Wearing the pale blue T-shirt that symbolizes the movement, Ferrier said what makes this fight unique is that while a city can’t have any say on the operation of a pipeline, it does have jurisdiction over air quality. That’s why South Portland is probably the only municipality along the pipeline route that could potentially stop any plans to reverse the flow.
Ferrier said air pollution in Maine is a huge concern.
“Unfortunately, Maine is east of everyone else, so we get everyone else’s pollutants from our prevailing west winds; that’s why Maine is sometimes called the nation’s tailpipe,” she said. “We don’t want to add to that. We know that our children in Maine and in South Portland have a much higher incidence of asthma than anywhere else in the nation.”
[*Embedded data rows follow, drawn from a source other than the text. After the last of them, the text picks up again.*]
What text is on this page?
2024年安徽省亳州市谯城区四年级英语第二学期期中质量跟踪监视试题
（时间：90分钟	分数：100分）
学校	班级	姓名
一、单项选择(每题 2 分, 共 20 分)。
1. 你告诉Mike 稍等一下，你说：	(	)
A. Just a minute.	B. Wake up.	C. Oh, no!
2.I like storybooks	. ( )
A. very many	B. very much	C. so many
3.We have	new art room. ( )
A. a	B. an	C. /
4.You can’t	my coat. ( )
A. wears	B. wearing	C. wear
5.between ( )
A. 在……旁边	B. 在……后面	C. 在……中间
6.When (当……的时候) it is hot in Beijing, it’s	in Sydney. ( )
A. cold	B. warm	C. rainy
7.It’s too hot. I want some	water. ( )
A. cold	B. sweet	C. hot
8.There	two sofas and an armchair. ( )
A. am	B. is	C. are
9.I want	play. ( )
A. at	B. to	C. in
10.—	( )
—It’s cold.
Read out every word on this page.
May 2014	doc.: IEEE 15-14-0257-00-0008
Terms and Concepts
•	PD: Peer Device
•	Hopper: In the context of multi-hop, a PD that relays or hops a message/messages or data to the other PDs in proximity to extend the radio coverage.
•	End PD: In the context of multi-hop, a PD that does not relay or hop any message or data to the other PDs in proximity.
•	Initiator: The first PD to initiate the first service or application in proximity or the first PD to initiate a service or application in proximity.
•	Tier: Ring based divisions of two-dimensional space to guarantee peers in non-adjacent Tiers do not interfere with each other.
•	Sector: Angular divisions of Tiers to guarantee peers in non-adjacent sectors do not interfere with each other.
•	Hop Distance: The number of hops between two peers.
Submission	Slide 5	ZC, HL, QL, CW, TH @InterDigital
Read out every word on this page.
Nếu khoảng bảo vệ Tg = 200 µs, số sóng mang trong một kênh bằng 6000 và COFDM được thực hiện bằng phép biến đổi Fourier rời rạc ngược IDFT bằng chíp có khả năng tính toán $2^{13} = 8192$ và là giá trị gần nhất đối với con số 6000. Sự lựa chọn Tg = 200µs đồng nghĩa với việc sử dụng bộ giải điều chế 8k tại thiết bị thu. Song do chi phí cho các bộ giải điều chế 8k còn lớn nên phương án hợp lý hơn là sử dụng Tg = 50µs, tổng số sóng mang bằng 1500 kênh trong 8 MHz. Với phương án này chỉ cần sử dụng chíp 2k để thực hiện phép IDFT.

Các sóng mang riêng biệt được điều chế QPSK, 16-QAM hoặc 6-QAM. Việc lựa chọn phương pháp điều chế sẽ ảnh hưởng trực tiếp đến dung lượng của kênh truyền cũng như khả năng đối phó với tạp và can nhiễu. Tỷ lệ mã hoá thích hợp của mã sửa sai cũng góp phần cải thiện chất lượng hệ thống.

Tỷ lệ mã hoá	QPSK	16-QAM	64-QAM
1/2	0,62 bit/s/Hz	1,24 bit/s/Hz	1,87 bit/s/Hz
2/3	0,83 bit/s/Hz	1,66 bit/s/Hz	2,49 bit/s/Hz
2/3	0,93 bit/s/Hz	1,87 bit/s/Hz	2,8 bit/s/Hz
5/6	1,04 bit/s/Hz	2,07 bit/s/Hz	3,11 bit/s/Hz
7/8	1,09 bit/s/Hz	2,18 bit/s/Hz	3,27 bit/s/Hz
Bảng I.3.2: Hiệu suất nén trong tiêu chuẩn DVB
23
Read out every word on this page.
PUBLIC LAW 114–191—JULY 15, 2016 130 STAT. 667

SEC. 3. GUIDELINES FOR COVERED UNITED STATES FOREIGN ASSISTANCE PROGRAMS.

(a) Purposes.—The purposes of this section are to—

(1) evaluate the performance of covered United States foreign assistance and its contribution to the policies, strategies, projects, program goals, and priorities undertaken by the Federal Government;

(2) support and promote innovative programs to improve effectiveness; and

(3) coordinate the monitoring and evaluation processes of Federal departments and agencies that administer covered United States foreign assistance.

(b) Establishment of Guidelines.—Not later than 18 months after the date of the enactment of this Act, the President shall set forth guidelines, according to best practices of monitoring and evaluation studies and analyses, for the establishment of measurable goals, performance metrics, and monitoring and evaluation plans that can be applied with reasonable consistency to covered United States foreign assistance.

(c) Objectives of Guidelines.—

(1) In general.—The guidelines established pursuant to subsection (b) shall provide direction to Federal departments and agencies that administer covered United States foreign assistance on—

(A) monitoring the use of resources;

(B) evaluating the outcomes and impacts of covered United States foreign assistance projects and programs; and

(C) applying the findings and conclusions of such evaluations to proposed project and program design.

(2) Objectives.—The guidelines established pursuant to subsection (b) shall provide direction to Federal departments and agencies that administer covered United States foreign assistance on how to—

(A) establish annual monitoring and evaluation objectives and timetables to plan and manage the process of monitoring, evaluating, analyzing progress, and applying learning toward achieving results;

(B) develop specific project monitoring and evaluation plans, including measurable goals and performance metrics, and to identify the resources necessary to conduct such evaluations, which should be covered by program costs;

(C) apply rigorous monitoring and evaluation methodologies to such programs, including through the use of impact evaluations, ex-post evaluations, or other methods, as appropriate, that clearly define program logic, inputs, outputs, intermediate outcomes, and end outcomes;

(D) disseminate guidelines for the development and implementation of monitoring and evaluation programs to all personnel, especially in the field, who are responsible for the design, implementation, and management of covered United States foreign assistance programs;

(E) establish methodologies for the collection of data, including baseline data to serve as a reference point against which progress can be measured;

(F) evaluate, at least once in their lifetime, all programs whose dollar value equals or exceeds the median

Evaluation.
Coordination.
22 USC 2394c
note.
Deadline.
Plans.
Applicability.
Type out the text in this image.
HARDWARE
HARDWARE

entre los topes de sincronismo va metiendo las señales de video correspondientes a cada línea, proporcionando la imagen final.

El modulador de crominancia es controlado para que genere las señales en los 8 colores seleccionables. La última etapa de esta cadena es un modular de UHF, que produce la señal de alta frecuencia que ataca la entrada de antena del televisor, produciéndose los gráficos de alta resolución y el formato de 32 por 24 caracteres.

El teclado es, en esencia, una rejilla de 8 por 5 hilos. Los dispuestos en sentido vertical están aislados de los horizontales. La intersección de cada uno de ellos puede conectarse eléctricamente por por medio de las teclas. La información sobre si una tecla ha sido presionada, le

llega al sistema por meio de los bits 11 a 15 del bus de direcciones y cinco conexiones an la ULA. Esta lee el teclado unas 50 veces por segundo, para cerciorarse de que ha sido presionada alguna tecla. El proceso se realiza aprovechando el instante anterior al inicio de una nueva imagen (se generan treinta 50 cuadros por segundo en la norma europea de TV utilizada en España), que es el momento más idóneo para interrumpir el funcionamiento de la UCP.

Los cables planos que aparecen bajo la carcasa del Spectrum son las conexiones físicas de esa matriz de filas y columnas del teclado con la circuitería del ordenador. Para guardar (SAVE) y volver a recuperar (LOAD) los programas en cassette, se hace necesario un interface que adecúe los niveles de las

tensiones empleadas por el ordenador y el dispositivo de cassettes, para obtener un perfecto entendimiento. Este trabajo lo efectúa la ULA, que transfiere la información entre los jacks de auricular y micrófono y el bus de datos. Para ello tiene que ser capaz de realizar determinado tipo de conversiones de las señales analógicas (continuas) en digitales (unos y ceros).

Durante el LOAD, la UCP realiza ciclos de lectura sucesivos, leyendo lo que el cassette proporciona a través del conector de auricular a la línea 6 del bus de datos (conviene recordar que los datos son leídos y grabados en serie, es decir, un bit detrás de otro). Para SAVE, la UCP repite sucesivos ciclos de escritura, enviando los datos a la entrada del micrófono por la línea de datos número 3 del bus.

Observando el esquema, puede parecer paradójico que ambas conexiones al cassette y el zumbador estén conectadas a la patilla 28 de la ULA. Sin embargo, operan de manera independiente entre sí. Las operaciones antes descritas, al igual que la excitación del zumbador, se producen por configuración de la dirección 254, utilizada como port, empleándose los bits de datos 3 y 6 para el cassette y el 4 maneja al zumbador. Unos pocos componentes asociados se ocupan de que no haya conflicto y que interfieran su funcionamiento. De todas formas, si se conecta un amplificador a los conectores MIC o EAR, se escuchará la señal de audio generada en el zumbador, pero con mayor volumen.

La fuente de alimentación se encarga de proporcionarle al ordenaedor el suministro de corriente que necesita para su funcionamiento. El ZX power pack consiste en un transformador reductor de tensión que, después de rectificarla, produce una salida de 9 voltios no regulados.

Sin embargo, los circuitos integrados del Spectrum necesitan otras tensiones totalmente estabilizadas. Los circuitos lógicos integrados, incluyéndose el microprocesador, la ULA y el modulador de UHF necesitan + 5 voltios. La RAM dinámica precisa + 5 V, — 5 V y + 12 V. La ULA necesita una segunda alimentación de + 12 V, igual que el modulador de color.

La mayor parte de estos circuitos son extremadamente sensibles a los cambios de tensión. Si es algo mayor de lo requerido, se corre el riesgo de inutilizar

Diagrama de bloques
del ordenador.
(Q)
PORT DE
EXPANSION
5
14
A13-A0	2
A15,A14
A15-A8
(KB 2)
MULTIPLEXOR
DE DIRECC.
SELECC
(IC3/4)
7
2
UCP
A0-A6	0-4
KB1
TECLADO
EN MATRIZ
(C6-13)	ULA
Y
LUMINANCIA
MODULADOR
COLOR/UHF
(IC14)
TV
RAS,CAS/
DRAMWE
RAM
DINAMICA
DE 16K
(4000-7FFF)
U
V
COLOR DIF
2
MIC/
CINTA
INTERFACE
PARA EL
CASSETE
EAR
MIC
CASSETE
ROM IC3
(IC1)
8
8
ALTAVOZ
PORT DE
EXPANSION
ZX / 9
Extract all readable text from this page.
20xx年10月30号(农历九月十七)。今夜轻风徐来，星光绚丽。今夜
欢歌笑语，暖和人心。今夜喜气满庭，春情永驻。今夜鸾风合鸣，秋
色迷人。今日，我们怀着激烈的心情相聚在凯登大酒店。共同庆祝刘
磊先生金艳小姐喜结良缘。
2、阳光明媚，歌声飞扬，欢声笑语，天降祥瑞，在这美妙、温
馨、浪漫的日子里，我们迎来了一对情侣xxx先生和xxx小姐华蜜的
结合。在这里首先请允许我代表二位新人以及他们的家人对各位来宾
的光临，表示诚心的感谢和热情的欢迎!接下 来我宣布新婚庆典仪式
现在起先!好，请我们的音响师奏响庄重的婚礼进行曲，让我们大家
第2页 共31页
Monday’s vote caps a two-year battle by Ferrier and her group. Last year, Clear Skies proponents lost a referendum by less than 200 votes that would have banned the pipeline’s reversal. Opponents said the referendum would have been bad for the whole city’s industry.
Jalbert said this ordinance seems to be a good compromise over last year’s referendum, because it would be much easier to reverse: with a simple vote of the council, otherwise another referendum would be needed to reverse the decision.
While the council overwhelmingly supports the ordinance, Michael Pock, the lone councillor who voted against the ordinance at first reading earlier this month, said this will set a dangerous precedent for any future business because it will allow environmentalists selling “scare tactics” to take precedence over industry.
“My big thing is jobs,” he said. “We can’t tell people we’re a business-friendly city, and then tell people what to do with their business.”
He said he’s convinced Monday’s vote will be passed by the same 6-1 margin as the first reading.
Burt Russell, vice-president of operations at Sprague Energy, told the local newspaper, The Forecaster, that the energy industry is constantly evolving, and limiting crude-oil exportation could limit future development.
He said he also has concerns about the precedent this ordinance could set.
“The city concluded on its own that there was an imminent risk, and now they’ve extended that to what was initially oilsands to all crude oil,” Russell said. “That to me sends a signal that if they can do that with this product, they can do that with other projects.”
Jalbert said if the ordinance passes, he expects oil companies will sue the city. Clear Skies proponents are already soliciting donations to a fund that would pay for a legal defence.
Representatives of Portland Montreal Pipe Line declined requests for an interview.